La vista y la ceguera

Por último, la presencia de Jesús provoca simultáneamente la vista y la ceguera (v. 39). Los que no ven pero están dispuestos recobrarán la vista; en cambio, los que ven pero insisten en cerrar los ojos se volverán ciegos. Por eso, el pecado de los fariseos no es su falta de vista sino que se mienten a sí mismos diciendo que ven cuando sucede precisamente lo contrario. Se hace realidad aquel dicho de que “es más fácil despertar a un dormido que a un despierto”.

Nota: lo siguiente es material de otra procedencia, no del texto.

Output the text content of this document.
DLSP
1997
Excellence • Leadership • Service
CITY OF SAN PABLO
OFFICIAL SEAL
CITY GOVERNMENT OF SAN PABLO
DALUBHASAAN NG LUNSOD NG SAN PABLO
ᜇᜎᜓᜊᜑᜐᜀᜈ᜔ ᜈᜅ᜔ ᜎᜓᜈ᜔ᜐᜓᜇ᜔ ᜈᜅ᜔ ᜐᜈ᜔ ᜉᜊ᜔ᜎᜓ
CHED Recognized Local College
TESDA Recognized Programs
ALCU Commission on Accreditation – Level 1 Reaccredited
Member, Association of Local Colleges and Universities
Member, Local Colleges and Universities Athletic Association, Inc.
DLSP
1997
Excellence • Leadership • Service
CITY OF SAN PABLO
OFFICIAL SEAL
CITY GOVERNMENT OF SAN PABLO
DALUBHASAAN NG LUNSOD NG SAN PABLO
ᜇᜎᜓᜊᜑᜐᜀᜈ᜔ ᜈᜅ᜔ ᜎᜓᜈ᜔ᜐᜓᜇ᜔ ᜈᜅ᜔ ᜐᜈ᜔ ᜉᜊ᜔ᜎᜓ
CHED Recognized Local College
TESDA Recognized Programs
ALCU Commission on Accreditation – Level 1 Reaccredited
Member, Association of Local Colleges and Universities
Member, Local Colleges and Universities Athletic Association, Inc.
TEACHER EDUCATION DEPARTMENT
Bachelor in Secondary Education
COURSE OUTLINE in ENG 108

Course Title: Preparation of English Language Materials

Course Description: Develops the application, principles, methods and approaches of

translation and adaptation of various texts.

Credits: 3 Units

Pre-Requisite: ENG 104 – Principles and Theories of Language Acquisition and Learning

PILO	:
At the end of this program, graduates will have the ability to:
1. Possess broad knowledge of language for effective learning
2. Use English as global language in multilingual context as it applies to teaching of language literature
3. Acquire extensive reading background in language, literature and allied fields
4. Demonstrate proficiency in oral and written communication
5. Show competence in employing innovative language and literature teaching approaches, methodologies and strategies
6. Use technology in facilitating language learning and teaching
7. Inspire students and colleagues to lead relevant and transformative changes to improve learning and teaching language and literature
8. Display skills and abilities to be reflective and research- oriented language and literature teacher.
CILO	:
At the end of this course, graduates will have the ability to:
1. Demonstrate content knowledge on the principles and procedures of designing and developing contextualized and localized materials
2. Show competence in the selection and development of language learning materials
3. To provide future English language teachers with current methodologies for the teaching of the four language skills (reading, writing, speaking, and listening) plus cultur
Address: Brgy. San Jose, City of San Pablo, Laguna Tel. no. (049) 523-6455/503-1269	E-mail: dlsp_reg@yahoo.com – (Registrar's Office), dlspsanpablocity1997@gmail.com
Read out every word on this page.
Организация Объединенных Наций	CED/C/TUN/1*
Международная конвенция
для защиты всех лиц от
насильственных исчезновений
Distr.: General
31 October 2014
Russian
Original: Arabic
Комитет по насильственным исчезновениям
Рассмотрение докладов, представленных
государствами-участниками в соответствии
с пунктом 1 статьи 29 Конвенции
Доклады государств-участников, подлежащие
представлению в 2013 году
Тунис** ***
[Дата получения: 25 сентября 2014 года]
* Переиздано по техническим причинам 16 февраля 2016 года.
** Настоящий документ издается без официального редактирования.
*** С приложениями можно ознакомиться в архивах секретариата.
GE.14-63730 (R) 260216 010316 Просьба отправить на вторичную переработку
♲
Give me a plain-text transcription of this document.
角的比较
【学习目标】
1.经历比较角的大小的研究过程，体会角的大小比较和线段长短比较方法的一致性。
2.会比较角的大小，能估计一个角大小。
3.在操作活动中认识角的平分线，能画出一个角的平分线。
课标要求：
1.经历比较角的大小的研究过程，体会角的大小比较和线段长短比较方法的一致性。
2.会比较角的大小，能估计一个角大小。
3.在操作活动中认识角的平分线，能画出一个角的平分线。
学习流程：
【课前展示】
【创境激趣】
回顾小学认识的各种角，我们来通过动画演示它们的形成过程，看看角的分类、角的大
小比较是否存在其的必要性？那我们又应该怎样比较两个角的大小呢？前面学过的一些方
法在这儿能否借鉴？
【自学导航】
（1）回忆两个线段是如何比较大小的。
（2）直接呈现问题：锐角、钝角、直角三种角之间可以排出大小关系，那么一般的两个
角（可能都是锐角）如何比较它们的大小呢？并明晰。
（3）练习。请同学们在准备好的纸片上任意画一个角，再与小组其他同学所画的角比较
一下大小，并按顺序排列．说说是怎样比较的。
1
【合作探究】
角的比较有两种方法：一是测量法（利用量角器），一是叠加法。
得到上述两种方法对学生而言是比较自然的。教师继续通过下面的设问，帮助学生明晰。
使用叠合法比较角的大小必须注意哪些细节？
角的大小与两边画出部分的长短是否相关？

¿Qué desgracias o situaciones de inocentes que sufren son espacios urgentes para que realicemos obras de la luz, obras del Señor? ¿Qué maneras de pensar o de comportarnos impiden que creamos en Jesucristo? ¿Qué es lo que nos está impidiendo ver con claridad para seguir a Jesucristo, orientar mejor nuestra vida y comprometernos más con nuestros hermanos?-

Presbítero Dr. Manuel Ceballos García. Mérida, Yuc., marzo de 2014.